CAMP LEJEUNE, N.C. — Sailors assigned to Expeditionary Medical Facility Kilo (EMF-Kilo) strengthened their expeditionary medical capabilities during a three-day training evolution at Naval Medical Center Camp Lejeune's Healthcare Simulation (SIM) and Bioskills Center from June 22–24, 2026.
The training combined classroom instruction with hands-on medical scenarios then culminated in an integrated casualty receiving exercise involving Medical Battalion's En Route Care and Patient Evacuation Team.
"This evolution combined knowledge, skills and abilities with patient scenarios to hone the communication and teamwork our personnel will need to have in any austere environment," said Lt. Cmdr. Claire-Marie Vidrine, command training officer for EMF Kilo.
According to Vidrine and other training participants, the realistic scenarios were designed to strengthen communication, coordination, and teamwork essential to expeditionary patient care.
"The SIM training offered the opportunity for individuals across the casualty care team to come together as a team," said Lt. Cmdr. Justin Frisenda, an osteopathic surgeon with Naval Medical Center Camp Lejeune (NMCCL). "Corpsmen, nurses, and physicians across multiple specialties were able to see what it is like to receive casualties, apply resuscitative care, stabilize them, and get them ready for transport to the next echelon of care."
In addition to practicing clinical skills, participants focused on the administrative processes required in expeditionary medicine, a setting in which electronic medical records are often unavailable.
"For this iteration, we spent time focusing on proper documentation," Frisenda said. "Whether it was blood transfusions, ordering labs or submitting patient movement requests, the team executed appropriate administrative controls to maximize patient safety while the patient progressed through the spectrum of care."
The exercise also introduced many junior Sailors to specialized medical procedures and equipment they may encounter during operational deployments.

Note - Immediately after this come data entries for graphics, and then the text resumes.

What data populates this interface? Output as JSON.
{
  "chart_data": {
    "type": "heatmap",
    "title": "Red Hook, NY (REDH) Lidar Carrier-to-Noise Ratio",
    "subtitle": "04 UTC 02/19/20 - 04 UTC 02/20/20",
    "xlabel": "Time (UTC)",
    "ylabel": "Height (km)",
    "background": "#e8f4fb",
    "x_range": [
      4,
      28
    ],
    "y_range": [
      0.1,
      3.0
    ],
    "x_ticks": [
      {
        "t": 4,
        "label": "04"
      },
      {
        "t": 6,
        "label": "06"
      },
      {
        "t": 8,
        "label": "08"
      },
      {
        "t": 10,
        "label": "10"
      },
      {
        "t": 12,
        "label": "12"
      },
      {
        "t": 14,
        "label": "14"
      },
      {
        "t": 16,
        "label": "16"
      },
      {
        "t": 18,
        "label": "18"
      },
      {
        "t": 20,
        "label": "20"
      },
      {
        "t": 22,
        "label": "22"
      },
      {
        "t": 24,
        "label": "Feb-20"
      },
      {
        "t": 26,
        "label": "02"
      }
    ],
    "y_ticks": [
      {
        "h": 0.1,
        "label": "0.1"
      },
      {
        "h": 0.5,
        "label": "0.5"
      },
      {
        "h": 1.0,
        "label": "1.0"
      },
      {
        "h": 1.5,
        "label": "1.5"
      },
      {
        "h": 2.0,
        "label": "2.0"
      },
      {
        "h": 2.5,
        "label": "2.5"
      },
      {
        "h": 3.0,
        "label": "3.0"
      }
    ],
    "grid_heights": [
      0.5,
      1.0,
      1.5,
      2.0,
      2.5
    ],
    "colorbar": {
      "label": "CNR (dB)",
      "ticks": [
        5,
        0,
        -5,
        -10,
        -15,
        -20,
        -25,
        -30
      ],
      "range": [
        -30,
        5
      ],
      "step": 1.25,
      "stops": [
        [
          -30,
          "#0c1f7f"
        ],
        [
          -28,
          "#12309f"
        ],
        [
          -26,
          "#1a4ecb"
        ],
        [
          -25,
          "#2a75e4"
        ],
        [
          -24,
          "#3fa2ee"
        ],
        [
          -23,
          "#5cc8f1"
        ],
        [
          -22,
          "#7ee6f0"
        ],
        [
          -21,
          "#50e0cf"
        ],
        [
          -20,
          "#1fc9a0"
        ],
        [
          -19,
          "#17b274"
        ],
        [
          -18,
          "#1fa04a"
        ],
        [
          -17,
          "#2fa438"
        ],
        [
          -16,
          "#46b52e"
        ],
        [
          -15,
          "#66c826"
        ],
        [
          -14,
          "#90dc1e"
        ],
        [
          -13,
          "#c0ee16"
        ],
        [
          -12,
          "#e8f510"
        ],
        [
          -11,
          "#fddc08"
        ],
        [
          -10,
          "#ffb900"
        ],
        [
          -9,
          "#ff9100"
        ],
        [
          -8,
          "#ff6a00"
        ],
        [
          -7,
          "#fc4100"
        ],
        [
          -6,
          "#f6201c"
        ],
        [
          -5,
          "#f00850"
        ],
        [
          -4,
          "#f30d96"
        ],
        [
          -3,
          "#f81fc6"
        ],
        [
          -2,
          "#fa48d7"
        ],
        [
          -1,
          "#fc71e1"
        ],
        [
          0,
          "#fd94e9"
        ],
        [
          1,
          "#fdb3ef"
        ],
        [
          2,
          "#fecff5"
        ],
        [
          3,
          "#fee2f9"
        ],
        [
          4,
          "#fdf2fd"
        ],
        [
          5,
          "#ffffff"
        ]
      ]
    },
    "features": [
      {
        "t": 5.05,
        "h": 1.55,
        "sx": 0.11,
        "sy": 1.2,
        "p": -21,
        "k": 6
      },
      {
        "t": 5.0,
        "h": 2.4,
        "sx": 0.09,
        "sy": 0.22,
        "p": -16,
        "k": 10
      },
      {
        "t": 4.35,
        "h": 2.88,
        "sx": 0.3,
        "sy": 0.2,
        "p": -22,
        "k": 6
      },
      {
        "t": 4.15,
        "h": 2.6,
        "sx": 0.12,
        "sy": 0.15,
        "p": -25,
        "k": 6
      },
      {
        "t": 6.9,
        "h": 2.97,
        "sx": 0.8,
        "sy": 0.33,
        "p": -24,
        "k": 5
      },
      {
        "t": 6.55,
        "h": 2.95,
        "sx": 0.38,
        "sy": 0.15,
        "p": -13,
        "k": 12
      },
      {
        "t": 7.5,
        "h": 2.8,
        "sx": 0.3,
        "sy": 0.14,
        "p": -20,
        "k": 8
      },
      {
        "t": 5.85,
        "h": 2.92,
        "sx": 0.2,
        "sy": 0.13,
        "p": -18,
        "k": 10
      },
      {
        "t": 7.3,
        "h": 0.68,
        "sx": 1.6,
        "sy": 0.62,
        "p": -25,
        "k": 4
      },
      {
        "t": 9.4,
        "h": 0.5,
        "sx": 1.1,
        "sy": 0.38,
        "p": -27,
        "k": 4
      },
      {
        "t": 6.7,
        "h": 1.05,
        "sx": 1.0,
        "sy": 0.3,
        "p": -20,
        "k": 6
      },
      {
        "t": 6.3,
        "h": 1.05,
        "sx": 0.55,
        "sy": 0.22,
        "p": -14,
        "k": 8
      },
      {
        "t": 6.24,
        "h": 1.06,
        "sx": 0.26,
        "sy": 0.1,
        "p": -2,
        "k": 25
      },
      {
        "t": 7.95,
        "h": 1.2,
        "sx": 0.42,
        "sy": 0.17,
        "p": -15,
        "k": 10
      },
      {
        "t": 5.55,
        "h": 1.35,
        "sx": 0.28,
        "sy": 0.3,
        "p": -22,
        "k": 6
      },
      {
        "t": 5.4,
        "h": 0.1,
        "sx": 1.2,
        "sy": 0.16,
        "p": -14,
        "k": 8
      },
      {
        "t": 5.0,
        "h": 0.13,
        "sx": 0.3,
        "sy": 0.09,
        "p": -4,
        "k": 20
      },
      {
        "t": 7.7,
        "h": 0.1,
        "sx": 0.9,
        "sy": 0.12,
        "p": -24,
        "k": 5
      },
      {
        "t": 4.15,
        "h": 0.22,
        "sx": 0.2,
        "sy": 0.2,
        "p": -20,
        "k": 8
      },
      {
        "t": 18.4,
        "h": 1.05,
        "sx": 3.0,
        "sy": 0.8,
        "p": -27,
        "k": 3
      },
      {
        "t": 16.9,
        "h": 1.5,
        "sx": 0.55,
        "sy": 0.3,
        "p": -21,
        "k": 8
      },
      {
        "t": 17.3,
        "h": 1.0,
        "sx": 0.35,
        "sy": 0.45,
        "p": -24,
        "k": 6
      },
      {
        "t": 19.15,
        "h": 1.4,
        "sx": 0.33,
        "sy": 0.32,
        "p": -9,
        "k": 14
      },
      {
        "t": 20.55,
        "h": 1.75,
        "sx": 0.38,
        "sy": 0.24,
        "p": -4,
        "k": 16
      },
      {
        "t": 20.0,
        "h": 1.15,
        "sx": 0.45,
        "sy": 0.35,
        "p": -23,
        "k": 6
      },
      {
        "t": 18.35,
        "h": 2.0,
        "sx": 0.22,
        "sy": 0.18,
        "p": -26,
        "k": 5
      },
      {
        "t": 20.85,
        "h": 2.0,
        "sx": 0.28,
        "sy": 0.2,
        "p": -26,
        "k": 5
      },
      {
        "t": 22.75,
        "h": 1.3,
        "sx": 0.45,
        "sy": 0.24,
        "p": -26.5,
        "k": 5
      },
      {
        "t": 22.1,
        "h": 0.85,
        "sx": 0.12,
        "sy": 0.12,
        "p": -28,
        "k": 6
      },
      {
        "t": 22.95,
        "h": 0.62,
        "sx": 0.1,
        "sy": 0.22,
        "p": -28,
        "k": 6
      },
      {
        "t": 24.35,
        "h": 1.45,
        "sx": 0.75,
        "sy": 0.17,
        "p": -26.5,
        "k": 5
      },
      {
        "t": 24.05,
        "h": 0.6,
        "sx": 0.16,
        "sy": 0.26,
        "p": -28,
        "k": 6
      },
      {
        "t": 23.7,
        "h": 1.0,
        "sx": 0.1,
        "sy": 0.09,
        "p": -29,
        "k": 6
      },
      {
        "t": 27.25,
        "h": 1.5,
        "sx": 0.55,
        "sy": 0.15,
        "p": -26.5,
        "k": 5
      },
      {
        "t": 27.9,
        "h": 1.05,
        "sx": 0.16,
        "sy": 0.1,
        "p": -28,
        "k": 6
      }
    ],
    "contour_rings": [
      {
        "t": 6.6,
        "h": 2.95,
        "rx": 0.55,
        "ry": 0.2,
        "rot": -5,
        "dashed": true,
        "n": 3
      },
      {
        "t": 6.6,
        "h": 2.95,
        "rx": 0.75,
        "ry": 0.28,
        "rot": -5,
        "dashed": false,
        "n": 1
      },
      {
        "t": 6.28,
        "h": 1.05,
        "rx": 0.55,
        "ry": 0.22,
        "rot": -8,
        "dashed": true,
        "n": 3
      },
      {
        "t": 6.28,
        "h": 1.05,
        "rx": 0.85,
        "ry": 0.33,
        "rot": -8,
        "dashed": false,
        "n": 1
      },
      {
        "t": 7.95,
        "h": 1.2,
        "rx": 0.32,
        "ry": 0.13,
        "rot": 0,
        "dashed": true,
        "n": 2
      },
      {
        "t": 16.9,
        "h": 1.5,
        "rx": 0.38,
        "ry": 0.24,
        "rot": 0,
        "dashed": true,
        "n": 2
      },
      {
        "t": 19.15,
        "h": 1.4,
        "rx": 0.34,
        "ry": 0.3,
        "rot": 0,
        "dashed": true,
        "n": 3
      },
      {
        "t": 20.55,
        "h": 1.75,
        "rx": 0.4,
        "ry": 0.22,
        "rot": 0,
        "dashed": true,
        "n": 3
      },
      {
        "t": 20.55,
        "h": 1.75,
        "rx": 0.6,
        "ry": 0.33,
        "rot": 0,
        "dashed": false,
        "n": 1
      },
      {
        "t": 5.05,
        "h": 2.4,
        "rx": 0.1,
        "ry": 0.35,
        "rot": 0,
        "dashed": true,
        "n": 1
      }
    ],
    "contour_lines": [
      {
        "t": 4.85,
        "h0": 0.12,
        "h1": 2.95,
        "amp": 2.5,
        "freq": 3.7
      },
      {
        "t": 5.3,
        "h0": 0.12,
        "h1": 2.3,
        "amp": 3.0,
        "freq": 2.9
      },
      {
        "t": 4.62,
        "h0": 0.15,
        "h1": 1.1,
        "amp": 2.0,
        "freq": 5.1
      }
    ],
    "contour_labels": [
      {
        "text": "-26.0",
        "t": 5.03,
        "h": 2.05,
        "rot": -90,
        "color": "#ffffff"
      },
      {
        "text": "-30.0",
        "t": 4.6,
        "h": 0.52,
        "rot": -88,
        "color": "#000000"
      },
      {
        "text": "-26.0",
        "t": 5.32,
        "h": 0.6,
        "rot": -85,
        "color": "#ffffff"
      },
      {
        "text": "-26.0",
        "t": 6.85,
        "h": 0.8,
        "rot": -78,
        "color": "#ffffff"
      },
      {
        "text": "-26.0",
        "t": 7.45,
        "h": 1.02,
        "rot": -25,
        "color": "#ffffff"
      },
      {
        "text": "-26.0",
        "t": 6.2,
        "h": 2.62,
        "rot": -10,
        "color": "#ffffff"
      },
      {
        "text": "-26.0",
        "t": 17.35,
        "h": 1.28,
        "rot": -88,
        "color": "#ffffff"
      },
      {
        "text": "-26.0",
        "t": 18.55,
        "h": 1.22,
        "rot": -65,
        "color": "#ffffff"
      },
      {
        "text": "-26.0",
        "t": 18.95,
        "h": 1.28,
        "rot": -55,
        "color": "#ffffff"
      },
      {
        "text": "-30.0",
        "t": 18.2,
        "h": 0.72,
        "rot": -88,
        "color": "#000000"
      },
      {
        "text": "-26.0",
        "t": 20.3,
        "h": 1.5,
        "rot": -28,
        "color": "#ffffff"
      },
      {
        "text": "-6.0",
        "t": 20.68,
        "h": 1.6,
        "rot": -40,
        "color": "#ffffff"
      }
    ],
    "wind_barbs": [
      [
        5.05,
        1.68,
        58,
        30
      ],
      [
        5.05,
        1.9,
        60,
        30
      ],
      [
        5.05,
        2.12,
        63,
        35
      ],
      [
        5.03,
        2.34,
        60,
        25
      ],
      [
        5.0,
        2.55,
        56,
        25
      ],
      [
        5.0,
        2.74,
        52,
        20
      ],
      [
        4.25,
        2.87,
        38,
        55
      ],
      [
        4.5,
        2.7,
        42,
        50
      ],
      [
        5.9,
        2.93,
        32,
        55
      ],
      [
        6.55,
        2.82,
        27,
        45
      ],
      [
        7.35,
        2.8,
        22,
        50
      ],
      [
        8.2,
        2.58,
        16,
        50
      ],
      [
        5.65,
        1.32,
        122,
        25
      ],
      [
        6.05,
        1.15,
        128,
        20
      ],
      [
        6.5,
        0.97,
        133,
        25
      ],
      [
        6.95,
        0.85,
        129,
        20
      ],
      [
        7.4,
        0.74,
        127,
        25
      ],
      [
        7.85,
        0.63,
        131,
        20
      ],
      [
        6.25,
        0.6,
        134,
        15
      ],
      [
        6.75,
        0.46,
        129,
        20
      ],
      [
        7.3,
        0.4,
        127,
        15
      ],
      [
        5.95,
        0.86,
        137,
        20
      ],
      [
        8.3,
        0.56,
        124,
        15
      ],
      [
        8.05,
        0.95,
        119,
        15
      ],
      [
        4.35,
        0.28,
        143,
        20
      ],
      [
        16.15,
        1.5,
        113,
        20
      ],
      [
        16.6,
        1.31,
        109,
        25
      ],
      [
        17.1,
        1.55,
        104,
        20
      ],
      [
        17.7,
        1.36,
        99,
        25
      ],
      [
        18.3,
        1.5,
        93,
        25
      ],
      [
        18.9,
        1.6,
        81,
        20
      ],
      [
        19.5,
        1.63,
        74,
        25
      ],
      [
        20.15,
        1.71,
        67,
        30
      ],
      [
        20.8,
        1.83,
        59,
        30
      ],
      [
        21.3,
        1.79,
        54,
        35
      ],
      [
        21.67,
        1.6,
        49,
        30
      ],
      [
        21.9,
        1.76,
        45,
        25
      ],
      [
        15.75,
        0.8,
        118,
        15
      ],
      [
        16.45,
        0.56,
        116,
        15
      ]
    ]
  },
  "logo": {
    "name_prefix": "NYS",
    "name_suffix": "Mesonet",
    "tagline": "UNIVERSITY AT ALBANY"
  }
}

"Several of the junior enlisted have never been deployed or exposed to specialized care equipment such as cricothyroidotomy and Resuscitative Endovascular Balloon Occlusion of the Aorta ," Frisenda said. "This training provided a safe environment to apply the practices and principles of this specialized equipment. This sort of controlled exposure can be critical to improving outcomes when the next exposure for these corpsmen and officers may be down range."
EMF-Kilo plans to hopefully be able to conduct similar simulation training on a quarterly basis to ensure its medical teams remain proficient and ready to provide high-quality care wherever the mission requires.
EMF-Kilo is the expeditionary readiness platform attached to Navy Medicine Readiness and Training Command Camp Lejeune and is comprised of approximately hundreds of personnel ready to deploy field hospital capabilities during humanitarian or combat mission.